Addis Ababa november15/2019 Some political parties said the proposed merger of the Ethiopian People’s Revolutionary Front (EPRDF) is a decision that has to be taken to move the country forward, while others warned the merger could lead into more difficult unitary system.
Recently, EPRDF announced its plan to transform itself into a new single national party in a move to widen democratic culture in Ethiopia.
According to the Front, the merger will have a momentous input to build up unity and ensure equal participation of all associates of EPRDF on the decision-making process.
Speaking to ENA, former member of House of Peoples’ Representatives, Beyene Petros said the idea of merger is a right decision that could help Ethiopia to deepen democratic culture through involving different voices in party affairs.
He recalled that EPRDF was insisting for merger among competitive political parties irrespective of self fusion within its Front. However, Beyene said the proposed merger seems a constructive move.
“EPRDF has always been insisted on competitive political parties to merge, but I can say that EPRDF itself never been best model for us because the four parties, leading the country in coalition, never united together as single party despite the huge opportunity they hold on their hands. So, the recent decision for merger seems a constructive idea,”he said.
A senior politician and ex-parliamentarian, Girma Seyfu, appreciates the merger as practical engagement to promote peaceful coexistence across the country.
Appreciating the merger, Girma said creating a strong single party would enable parties to consolidate themselves for greater effectiveness.
“I appreciate the efforts, because this is a very great opportunity to form a strong party but it needs to respect the decision of others that refused to merge as a single party,” he added.
Conversely, Geda System Promoting Party President, Robele Tadesse warned that EPRDF’s merger is a move to create a unitary system in Ethiopia.
Though Robele believes merger of political parties is crucial for effectiveness of parties in the process of democratization, but EPRDF’s fusion may lead to the denial of collective rights of citizens.
“On the context of Ethiopia, the federal system based on ethnic backdrop, so how could they manage to merge after all their premises is based on ethnicity. I doubt that could be viable and it may pose intricacy on our federal system,” he said.
President of Wolita Nation Democratic Front, Tekle Borena, has supported the stance of Robele, regarding EPRDF’s merger.
“We are worried that the merger of the parties could end the federal system, the federal system could fade away through times. Power decentralization could be affected and the regional states turned into unitary one,” he said.
Temesgen Burka, Research Coordinator at EPRDF’s Democratic System Development Center, said the concept of merger does not mean denying the existing federalism system but it will be a way for prosperous and unity in diversity.
“The merger of the coalition parties and affiliates will be an umbrella for the party to come together under one shade for the national development,” he said.
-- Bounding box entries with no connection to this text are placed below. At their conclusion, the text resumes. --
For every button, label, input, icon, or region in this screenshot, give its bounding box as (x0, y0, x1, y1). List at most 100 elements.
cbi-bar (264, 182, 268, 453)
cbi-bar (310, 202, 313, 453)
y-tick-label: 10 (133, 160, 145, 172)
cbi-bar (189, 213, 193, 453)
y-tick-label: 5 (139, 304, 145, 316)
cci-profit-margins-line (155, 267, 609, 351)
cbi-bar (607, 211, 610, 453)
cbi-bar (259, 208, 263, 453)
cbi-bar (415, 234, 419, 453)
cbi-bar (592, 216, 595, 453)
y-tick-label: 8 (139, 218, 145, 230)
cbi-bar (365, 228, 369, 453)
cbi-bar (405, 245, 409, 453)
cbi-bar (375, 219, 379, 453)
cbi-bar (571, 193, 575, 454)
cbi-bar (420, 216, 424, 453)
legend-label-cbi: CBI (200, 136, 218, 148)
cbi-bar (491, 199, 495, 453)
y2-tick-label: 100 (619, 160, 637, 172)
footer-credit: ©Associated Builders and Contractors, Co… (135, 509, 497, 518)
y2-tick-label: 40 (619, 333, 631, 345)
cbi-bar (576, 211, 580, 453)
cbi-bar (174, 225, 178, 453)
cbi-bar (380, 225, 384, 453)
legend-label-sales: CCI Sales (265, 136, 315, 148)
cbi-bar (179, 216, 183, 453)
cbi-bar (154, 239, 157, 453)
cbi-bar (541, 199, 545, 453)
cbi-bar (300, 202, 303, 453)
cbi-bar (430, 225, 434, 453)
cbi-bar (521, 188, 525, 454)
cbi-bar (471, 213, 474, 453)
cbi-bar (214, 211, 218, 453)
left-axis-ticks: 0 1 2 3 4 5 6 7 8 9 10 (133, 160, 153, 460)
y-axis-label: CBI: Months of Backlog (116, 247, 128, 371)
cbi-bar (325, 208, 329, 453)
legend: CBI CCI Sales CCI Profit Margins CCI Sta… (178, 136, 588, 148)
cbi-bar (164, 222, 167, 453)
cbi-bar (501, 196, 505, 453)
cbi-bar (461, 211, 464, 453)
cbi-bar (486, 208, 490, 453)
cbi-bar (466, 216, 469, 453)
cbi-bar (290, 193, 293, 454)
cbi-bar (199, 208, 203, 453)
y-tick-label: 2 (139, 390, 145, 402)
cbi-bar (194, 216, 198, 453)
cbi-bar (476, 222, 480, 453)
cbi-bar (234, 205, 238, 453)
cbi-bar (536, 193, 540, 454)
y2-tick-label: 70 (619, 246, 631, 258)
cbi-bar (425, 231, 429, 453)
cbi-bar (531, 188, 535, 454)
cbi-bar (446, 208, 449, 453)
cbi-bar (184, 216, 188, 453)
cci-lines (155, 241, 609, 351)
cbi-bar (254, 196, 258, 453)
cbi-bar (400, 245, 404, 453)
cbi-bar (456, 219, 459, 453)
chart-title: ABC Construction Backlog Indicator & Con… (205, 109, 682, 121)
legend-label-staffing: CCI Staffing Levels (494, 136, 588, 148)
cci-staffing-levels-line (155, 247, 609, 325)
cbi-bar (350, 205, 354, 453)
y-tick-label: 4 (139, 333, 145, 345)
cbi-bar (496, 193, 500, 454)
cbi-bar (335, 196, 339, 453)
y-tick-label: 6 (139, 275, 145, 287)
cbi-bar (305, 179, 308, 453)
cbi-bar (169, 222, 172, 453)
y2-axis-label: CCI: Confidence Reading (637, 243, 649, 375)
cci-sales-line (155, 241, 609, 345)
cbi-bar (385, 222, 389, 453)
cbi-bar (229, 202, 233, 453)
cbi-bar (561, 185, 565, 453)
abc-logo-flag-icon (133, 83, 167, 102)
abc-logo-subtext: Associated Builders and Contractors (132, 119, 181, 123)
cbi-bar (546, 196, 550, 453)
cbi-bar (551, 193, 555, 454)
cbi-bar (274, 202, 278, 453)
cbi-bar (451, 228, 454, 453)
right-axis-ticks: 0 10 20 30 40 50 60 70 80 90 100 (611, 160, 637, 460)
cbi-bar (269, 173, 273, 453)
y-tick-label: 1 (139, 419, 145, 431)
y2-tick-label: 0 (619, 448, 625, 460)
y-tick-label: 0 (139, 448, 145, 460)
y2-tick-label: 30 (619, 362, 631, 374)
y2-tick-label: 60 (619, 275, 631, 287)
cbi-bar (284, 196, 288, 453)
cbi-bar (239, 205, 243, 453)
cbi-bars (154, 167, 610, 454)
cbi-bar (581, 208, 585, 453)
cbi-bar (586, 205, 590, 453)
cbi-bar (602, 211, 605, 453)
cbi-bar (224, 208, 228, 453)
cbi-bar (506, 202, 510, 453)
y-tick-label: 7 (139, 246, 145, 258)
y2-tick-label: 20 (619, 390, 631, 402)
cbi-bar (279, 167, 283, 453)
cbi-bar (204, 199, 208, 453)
EPRDF has taken best experiences from other countries including Switzerland, Belgium, Nigeria and India, he pointed out.
The idea of merger has been a point of discussion since the 5th conference of EPRDF held in 1996 EC and agreements were reached on the plan in all meetings of the Front.
Recently Prime Minister Abiy Ahmed said merger of Ethiopian People’s Revolutionary Front (EPRDF) and other political parties as a single national party will be publicized soon.